EGU General Assembly 2023
© Author(s) 2023. This work is distributed under
the Creative Commons Attribution 4.0 License.

Simulating rainfall and drainage response using CON-SST-RAIN - a stochastic areal rainfall generator

Christoffer B. Andersen1, Søren Thorndahl1, and Daniel B. Wright2
Christoffer B. Andersen et al.
  • 1Aalborg University, Department of the Built Environment, Aalborg, Denmark (
  • 2Department of Civil and Envrionmental Engineering, University of Wisconsin-Madison, Madison, WI 53706, USA

Stochastic rainfall generators have been commonly used in the field of hydrological and hydrodynamic modeling for a long time. These generators allow for an extensive ensemble of rainfall scenarios and continuous time series that is applicable for risk assessment and response variability studies under current and future climate conditions. Most rainfall generators simulate rainfall at daily scale and at point values. Recently some generators have been developed to produce gridded rainfall products. With advancement in weather radar technology a much more detailed representation of rainfall fields is now possible. This is especially needed in the field of urban hydrology.

We developed the stochastic rainfall generator CON-SST-RAIN that is based on traditional dry/wet sequencing using Markov Chains and rainfall field generation by Stochastic Storm Transposition (SST), a time-in-space resampling method. CON-SST-RAIN was developed utilizing a 17-year long C-band radar dataset, with a spatio-temporal resolution of 500m x 500m and 10 minutes, discontinuous in time (discard of data) and Markov Chains are derived from rain gauges.

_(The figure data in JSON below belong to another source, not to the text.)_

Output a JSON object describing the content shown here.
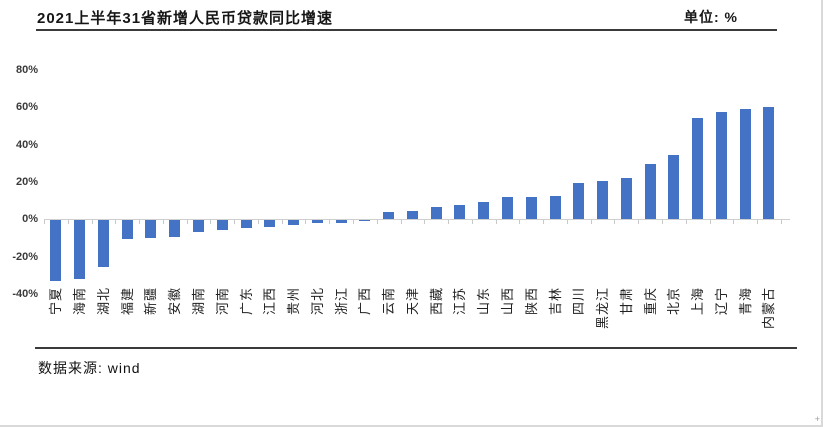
{
  "header": {
    "title": "2021上半年31省新增人民币贷款同比增速",
    "unit_label": "单位: %"
  },
  "footer": {
    "source": "数据来源: wind"
  },
  "decorations": {
    "corner_mark": "+"
  },
  "chart_data": {
    "type": "bar",
    "title": "2021上半年31省新增人民币贷款同比增速",
    "unit": "%",
    "xlabel": "",
    "ylabel": "",
    "ylim": [
      -40,
      80
    ],
    "yticks": [
      80,
      60,
      40,
      20,
      0,
      -20,
      -40
    ],
    "ytick_labels": [
      "80%",
      "60%",
      "40%",
      "20%",
      "0%",
      "-20%",
      "-40%"
    ],
    "grid": false,
    "legend": false,
    "bar_color": "#4472C4",
    "x_label_rotation": -90,
    "categories": [
      "宁夏",
      "海南",
      "湖北",
      "福建",
      "新疆",
      "安徽",
      "湖南",
      "河南",
      "广东",
      "江西",
      "贵州",
      "河北",
      "浙江",
      "广西",
      "云南",
      "天津",
      "西藏",
      "江苏",
      "山东",
      "山西",
      "陕西",
      "吉林",
      "四川",
      "黑龙江",
      "甘肃",
      "重庆",
      "北京",
      "上海",
      "辽宁",
      "青海",
      "内蒙古"
    ],
    "values": [
      -32.7,
      -31.3,
      -24.9,
      -10.2,
      -9.3,
      -9.0,
      -6.3,
      -5.2,
      -4.0,
      -3.4,
      -2.7,
      -1.5,
      -1.2,
      -0.3,
      3.7,
      4.4,
      6.4,
      7.7,
      9.1,
      12.0,
      12.2,
      12.5,
      19.6,
      20.5,
      22.3,
      29.5,
      34.4,
      54.5,
      57.3,
      59.0,
      60.2
    ]
  }
}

CON-SST-RAIN can recreate continuous areal time series that captures the mean annual precipitation while also retaining seasonal and inter-annual variances. Extreme rain rates are likewise preserved and comparable to rain gauge data with +40 years of record.

We test the CON-SST-RAIN on stochastically generated artificial hydrological networks to examine the importance of spatio-temporal dynamic rainfall fields. The networks are generated by a Gibbs sampling approach where the modeler can choose the extent and complexity of the generated network. Runoff from these networks is coupled with a simple detention pond model to estimate return periods for rainfall storage.

How to cite: Andersen, C. B., Thorndahl, S., and Wright, D. B.: Simulating rainfall and drainage response using CON-SST-RAIN - a stochastic areal rainfall generator, EGU General Assembly 2023, Vienna, Austria, 24–28 Apr 2023, EGU23-13977,, 2023.